A native extension follows the base rules of a template module, but it may not contain any templates. This means a template module CANNOT contain a native extension.

The major difference between a module and a native extension is that instead of a templates/ directory a plugin/ directory is used to store the source code of the plugin.

Creating a Native Extension

For details on how to create a native extension, check out the getting started documentation.

Fetching a Native Extension

By default a native extension is fetched from Github releases using semantic-versioning. A binary must exist on the Github release matching these specific formats.

Testing a Native Extension

Currently stencil does not provide a testing framework for native extensions, but the recommend approach would be to use the snapshot testing framework provided by stencil or to build a system outside of stenciltest for this.

A native extension can be ran locally using the replacements key in an application's manifest (stencil.yaml), which is described in the module documentation. However, when doing this the native extension must write it's binary to bin/plugin.

Debugging a Native Extension

The go-plugin library does not surface errors to stencil. Instead, it will raise the generic message failed to create connection to extension: Unrecognized remote plugin message. To determine a more precise error message, execute the native extension binary directly. The binary path can usually be found in bottom of the returned error. If not, the binary lives in the bin/plugin subdirectory of the native extension folder.

How Native Extensions Work

Native extensions are implemented using the go-plugin using the net/rpc transport layer. go-plugin, in simple terms, implements this by executing a plugin and negotiating with it to create a unix socket to communicate over with the native extension.

Once a connection has been established stencil communicates with the plugin over the following RPC methods (in Go this is the Implementation interface).

  1. GetTemplateFunctions RPC is called, which returns a list of declared functions this native extension implements. The format for this is defined as TemplateFunction in Go.
  2. Stencil creates a wrapper go-template function to call the ExecuteTemplateFunction rpc based on the data returned by GetTemplateFunctions. The function is exposed at importPath.function via the extensions.Call method.
  3. When the function is called via extensions.Call "importPath.function" the rpc ExecuteTemplateFunction is called with the arguments passed to the function.

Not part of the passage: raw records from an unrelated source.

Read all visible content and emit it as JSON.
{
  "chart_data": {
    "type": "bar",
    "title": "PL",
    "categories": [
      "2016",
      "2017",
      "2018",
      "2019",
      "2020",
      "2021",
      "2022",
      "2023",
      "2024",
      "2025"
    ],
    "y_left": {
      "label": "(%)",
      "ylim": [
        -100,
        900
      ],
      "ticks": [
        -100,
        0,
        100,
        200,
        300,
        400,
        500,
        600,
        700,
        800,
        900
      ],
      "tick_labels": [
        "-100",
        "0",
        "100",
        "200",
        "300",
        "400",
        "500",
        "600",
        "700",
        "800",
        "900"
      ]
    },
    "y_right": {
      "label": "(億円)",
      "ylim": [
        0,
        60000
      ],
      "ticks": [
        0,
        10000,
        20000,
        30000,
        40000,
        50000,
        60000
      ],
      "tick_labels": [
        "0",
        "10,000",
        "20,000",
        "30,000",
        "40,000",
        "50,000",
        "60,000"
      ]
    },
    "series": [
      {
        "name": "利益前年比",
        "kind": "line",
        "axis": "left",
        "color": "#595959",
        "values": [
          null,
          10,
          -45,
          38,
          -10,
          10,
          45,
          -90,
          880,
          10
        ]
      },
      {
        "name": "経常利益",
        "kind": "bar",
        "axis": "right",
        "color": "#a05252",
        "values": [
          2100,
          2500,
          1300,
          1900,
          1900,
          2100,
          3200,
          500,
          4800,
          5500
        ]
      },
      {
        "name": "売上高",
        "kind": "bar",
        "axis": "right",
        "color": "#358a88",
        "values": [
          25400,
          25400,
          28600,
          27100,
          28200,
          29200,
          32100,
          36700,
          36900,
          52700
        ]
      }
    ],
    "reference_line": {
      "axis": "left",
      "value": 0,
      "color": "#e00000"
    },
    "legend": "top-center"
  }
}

The format for this RPC is defined as TemplateFunctionExec in Go.
  4. The response from the RPC is returned directly to the go-template with no processing.

TIP

While ExecuteTemplateFunction's return value is a interface{}, that is actually just a wrapper around the lower level implementation dubbed as implementationTransport. The return value of that is []byte, which is expected to be valid JSON to be decoded by stencil before being passed to the template that called it. This is done to ensure typed data is always able to be sent over.